Yeah, we got courts and judges and lawyers. Government's different in each city, but not that different. Still can't get away with murder in any of 'em if you ain't slick enough. What about automobiles? Imagine you got those if you got flickers with noise in 'em.
coherer: you're tuned to dawn fm (pic#15578514)

[personal profile] coherer 2025-11-20 11:47 pm (UTC)(link)
Know what? Me too, man.

( ACAB!!!!!!!!!!!!!!!! )

Now... automobiles, we've got. If you could see the cars they were releasing, you'd probably think they were spaceships. Some of 'em are crazy looking.

But most are, like... sleeker, safer versions of what you have, honestly.
justamobster: (Cold and wired I've been fired)

[personal profile] justamobster 2025-11-20 11:54 pm (UTC)(link)
Don't go takin' this the wrong way, but er. How the hell d'you know what we have?
coherer: heaven's for those (pic#15979471)

[personal profile] coherer 2025-11-21 12:04 am (UTC)(link)
... Yeah, you're right. I don't...

You said "automobiles" and I totally assumed.
justamobster: (All I'm saying is don't give up)

[personal profile] justamobster 2025-11-21 03:36 am (UTC)(link)
S'all right, still wrappin' my head 'round this too.

Idea of multiple worlds ain't new. Just ain't used to a whole helluva bunch of us showin' up at once, yeah?
coherer: i used to be seventeen (pic#13901480)

[personal profile] coherer 2025-11-21 06:18 am (UTC)(link)
Tell me about it, ( Jonas wholeheartedly agrees, taking another look around.

The ship is expansive. Some robots in animal forms roam idly until they're needed. People from different corners of the universe wander, scared, confused, or curious—and he keeps an eye on them all. )


How many do you know of? Worlds, I mean. Or, like, were you just talking about popular scientific theories of there being multiple worlds?
justamobster: (I ain't got a ticket for this ride)

[personal profile] justamobster 2025-11-21 04:22 pm (UTC)(link)
[ Ladon taps his fingers, counting to himself. ] At least four. Five now, countin’ this one. And I mean ones I know of, yeah? Ain’t no scientist. Just a fella with connections.

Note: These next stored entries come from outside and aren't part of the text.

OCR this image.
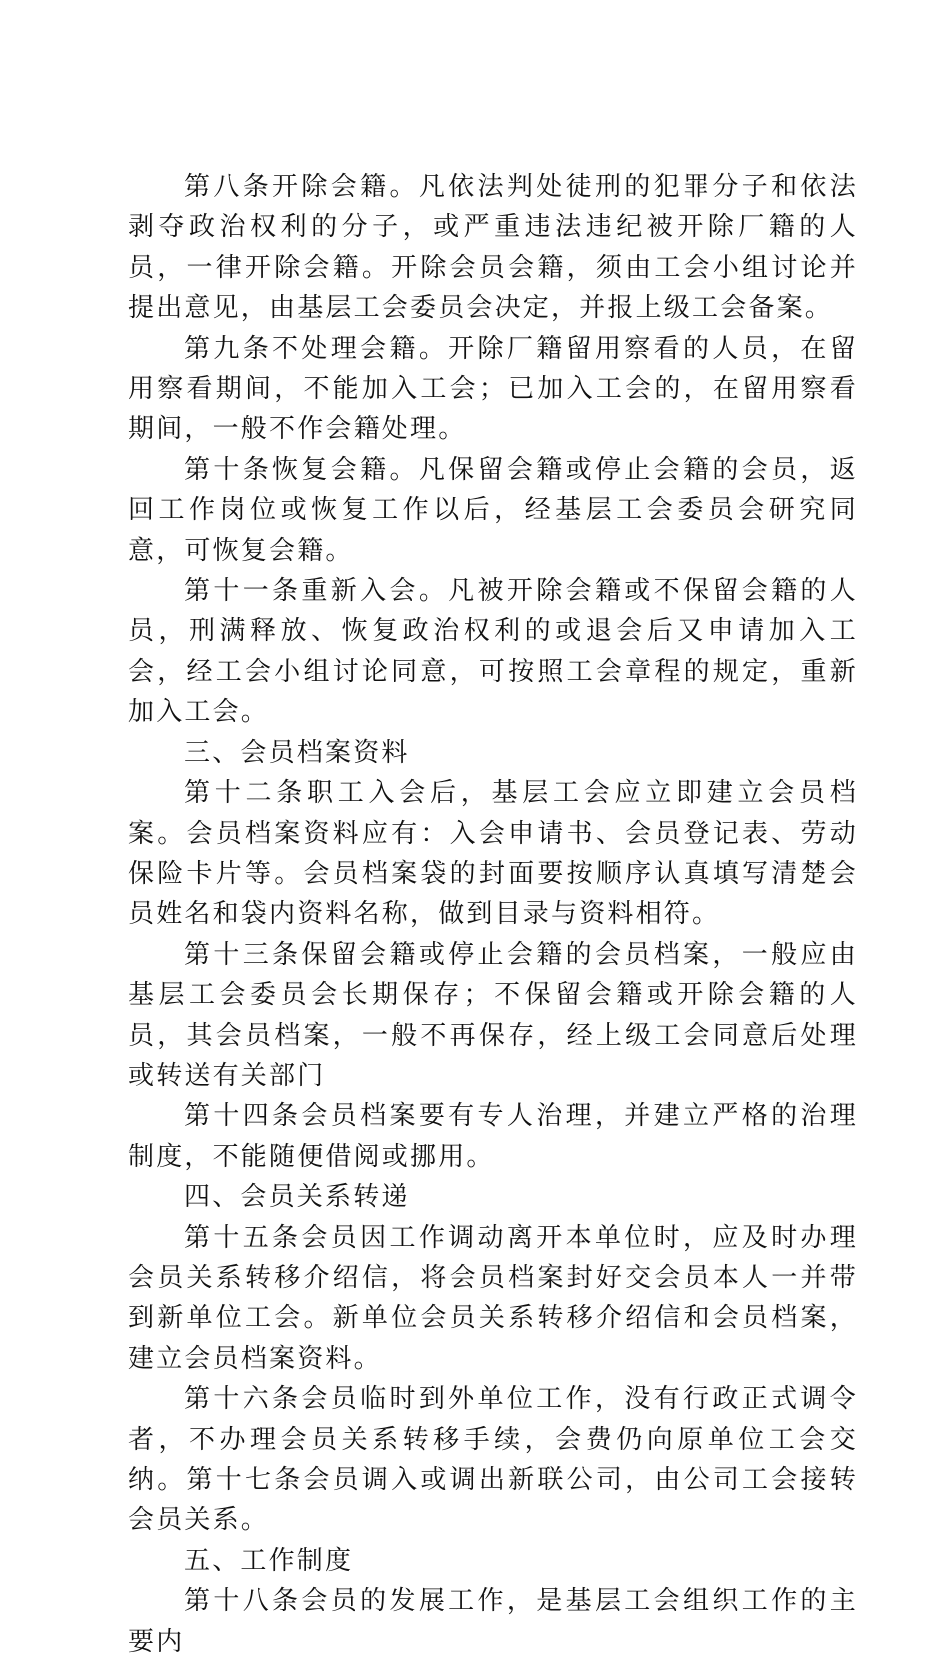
第八条开除会籍。凡依法判处徒刑的犯罪分子和依法剥夺政治权利的分子，或严重违法违纪被开除厂籍的人员，一律开除会籍。开除会员会籍，须由工会小组讨论并提出意见，由基层工会委员会决定，并报上级工会备案。

第九条不处理会籍。开除厂籍留用察看的人员，在留用察看期间，不能加入工会；已加入工会的，在留用察看期间，一般不作会籍处理。

第十条恢复会籍。凡保留会籍或停止会籍的会员，返回工作岗位或恢复工作以后，经基层工会委员会研究同意，可恢复会籍。

第十一条重新入会。凡被开除会籍或不保留会籍的人员，刑满释放、恢复政治权利的或退会后又申请加入工会，经工会小组讨论同意，可按照工会章程的规定，重新加入工会。

三、会员档案资料

第十二条职工入会后，基层工会应立即建立会员档案。会员档案资料应有：入会申请书、会员登记表、劳动保险卡片等。会员档案袋的封面要按顺序认真填写清楚会员姓名和袋内资料名称，做到目录与资料相符。

第十三条保留会籍或停止会籍的会员档案，一般应由基层工会委员会长期保存；不保留会籍或开除会籍的人员，其会员档案，一般不再保存，经上级工会同意后处理或转送有关部门

第十四条会员档案要有专人治理，并建立严格的治理制度，不能随便借阅或挪用。

四、会员关系转递

第十五条会员因工作调动离开本单位时，应及时办理会员关系转移介绍信，将会员档案封好交会员本人一并带到新单位工会。新单位会员关系转移介绍信和会员档案，建立会员档案资料。

第十六条会员临时到外单位工作，没有行政正式调令者，不办理会员关系转移手续，会费仍向原单位工会交纳。第十七条会员调入或调出新联公司，由公司工会接转会员关系。

五、工作制度

第十八条会员的发展工作，是基层工会组织工作的主要内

[ And a knack for trouble. ] How ‘bout you?
coherer: just to see (pic#15578434)

[personal profile] coherer 2025-11-22 10:56 am (UTC)(link)
Two, I guess, but... maybe they count as whole different universes, you know? Maybe the wormhole punched us through, like... right into the next one.

( If that were true, would he be alive in this universe? Happy, living with his father again? He took it all for granted.

Squeezing his eyes shut, he bows his head a little with the communicator against his ear. )


... Man, sorry about earlier. I'm just freaked out, so I've probably been a dick to everybody.

What are the, uh... four worlds you're talking about? That's a pretty crazy number for a fella with connections, right?